Akhirnya, demi menghindari
pikiran-pikiran negatif tentang Pak Putu, dia menyibukkan diri. “Ah ya,
kembangku seharian ini belum disiram.” Dia menyalakan air dari pipa di perkarangan
rumah dan mulai menyirami kembang-kembangnya. Saking asyiknya, dia tidak
menyadari kehadiran Pak Warjo di luar pagar.

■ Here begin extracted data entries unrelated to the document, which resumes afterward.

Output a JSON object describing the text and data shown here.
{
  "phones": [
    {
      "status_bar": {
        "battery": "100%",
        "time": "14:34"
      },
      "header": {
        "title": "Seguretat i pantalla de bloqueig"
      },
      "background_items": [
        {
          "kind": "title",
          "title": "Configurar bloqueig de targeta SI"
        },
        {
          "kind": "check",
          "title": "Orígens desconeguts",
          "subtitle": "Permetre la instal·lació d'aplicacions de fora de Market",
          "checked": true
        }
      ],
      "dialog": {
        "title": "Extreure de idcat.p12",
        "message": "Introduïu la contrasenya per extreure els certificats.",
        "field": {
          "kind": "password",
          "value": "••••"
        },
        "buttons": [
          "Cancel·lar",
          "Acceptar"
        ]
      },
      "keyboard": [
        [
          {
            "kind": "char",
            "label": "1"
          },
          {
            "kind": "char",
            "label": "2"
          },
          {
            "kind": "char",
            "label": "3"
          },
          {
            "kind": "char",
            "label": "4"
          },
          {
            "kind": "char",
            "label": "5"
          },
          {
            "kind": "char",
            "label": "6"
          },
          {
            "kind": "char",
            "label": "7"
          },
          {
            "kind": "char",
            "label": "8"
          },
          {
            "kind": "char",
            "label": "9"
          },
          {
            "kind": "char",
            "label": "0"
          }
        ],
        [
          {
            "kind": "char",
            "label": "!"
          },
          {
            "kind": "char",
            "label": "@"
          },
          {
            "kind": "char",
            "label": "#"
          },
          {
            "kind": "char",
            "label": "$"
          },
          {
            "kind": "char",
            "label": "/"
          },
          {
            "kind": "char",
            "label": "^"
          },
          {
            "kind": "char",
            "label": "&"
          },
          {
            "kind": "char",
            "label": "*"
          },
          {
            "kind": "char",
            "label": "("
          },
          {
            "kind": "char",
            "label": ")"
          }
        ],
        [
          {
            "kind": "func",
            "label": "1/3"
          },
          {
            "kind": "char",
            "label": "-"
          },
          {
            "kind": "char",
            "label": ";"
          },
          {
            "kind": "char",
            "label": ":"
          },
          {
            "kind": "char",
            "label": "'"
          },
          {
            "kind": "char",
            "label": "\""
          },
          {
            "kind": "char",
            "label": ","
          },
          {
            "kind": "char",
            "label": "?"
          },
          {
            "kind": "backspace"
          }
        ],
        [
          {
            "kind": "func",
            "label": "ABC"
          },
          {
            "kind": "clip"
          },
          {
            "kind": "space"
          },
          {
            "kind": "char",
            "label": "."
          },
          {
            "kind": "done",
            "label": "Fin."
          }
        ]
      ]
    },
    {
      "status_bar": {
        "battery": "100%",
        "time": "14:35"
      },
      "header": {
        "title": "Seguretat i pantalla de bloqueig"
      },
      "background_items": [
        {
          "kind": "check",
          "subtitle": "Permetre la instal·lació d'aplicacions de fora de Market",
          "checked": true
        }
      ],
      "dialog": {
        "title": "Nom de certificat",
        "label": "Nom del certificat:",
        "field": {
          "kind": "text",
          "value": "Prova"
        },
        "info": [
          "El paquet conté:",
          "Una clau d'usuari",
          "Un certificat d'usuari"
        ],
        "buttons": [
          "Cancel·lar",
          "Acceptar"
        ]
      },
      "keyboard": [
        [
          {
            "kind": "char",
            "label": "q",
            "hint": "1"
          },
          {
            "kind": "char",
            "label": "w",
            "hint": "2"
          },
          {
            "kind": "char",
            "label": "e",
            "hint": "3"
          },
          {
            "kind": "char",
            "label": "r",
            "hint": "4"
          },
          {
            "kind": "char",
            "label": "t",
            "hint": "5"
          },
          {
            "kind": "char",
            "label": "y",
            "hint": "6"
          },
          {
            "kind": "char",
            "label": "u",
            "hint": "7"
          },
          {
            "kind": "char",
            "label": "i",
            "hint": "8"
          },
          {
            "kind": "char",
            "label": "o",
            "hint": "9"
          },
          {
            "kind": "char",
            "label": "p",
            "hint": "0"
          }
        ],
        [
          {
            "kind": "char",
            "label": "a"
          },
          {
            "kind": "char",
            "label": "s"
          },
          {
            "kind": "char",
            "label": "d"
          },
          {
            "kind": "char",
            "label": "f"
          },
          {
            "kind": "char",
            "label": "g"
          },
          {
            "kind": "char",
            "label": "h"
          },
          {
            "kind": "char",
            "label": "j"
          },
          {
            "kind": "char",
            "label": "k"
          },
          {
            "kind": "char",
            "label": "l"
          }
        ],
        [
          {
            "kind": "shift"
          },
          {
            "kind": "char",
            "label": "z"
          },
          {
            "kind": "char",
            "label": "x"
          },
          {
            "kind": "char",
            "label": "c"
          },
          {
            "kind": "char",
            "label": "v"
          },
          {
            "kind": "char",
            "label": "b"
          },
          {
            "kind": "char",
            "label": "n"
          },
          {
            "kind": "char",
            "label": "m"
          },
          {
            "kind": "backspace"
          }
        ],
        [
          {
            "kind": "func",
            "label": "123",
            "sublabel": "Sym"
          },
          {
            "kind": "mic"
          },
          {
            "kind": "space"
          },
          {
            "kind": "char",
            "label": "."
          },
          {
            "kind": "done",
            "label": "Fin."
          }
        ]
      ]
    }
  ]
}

“Kayaknya asyik benar,” sapa Pak
Warjo.
“Eh, Pak Warjo. Sudah lama di sana?
Maaf, saya ndak lihat.”
“Mana Ana dan Rico?”
“Belum pulang Pak. Saya belum bisa
jemput. Soalnya motor saya dipinjem
Pak Putu buat ngantarin anaknya berobat.”
“Berobat?”
“Iya, katanya anaknya demam.”
“Kok saya merasa anaknya ndak demam ya.”
“Loh, emang Bapak lihat anaknya? Saya
memang belum. Waktu Pak Putu ngambil motor, anaknya di rumah.”
“Lihat dong! Tapi bukan di rumah
sakit, melainkan mall.”
“Hah? Mall.”
“Iya, mereka belanja.”
Hendro terdiam. Mukanya memerah. Dadanya
bergemuruh seperti gunung hendak meletus.

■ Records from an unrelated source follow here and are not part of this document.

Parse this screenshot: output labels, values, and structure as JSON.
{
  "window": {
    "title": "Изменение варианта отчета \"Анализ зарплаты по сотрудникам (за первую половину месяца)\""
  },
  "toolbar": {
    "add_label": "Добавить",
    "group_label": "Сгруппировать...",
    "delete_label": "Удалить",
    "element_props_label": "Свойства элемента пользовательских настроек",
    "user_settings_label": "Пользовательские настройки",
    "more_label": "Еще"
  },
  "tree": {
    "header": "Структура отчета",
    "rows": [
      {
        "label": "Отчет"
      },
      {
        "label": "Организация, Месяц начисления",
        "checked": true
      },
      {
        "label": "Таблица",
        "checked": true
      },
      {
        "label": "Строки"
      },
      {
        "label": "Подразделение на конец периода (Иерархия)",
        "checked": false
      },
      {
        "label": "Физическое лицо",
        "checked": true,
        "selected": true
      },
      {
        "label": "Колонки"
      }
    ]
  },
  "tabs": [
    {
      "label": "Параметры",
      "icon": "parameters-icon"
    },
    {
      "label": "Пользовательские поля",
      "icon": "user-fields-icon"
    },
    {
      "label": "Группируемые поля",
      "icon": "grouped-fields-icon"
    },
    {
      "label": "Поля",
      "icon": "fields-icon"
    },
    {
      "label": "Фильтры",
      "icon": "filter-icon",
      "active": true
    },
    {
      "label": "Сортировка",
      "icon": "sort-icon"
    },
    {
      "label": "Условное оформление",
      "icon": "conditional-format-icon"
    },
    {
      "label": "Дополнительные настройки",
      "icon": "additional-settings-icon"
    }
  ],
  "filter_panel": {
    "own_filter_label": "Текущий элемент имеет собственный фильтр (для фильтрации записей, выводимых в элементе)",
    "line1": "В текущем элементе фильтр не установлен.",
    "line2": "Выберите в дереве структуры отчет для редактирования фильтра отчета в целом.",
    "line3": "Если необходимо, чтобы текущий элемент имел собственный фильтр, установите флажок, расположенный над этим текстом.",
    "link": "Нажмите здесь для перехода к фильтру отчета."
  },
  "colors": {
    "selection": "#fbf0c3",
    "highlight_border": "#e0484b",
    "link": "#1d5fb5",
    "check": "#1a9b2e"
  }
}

“Bapak yakin? Ndak salah lihat.”
“Hakul yakin. Kami malah saling
menyapa.”
“Anaknya sehat-sehat saja?”
“Malah sedang menikmati es krim.”
“Terima kasih Pak, infonya,” Hendro
masuk ke rumah.
“Loh, Pak, ini airnya belum dimatikan.
Waduh, gimana ini?”
****
Minyak angin yang diberikan Prisly
mulai sedikit melegakan. “Kenapa aku ini?” keluh Sally. “Perasaan baik-baik
saja tadi. Kenapa kini mual?”
“Kau yakin sudah sarapan?”
“Tentu saja!” jawab Sally, jengah,
karena pertanyaan itu diulang-ulang. “Asal kau tahu, Hendro paling marah bila
kami keluar rumah dalam kondisi perut kosong.”
Sally mengoles kembali minyak angin di
perutnya. “Ini minum!” seru Prisly kemudian, menyodorkan teh hangat yang
dibuatnya sendiri di dapur umum.
Seteguk demi seteguk teh hangat itu
tandas di tenggorokan Sally. Tubuhnya mulai hangat. Tiba-tiba, dari kejauhan,
Loli memanggilnya dengan setengah berteriak. Ada apa lagi, sih?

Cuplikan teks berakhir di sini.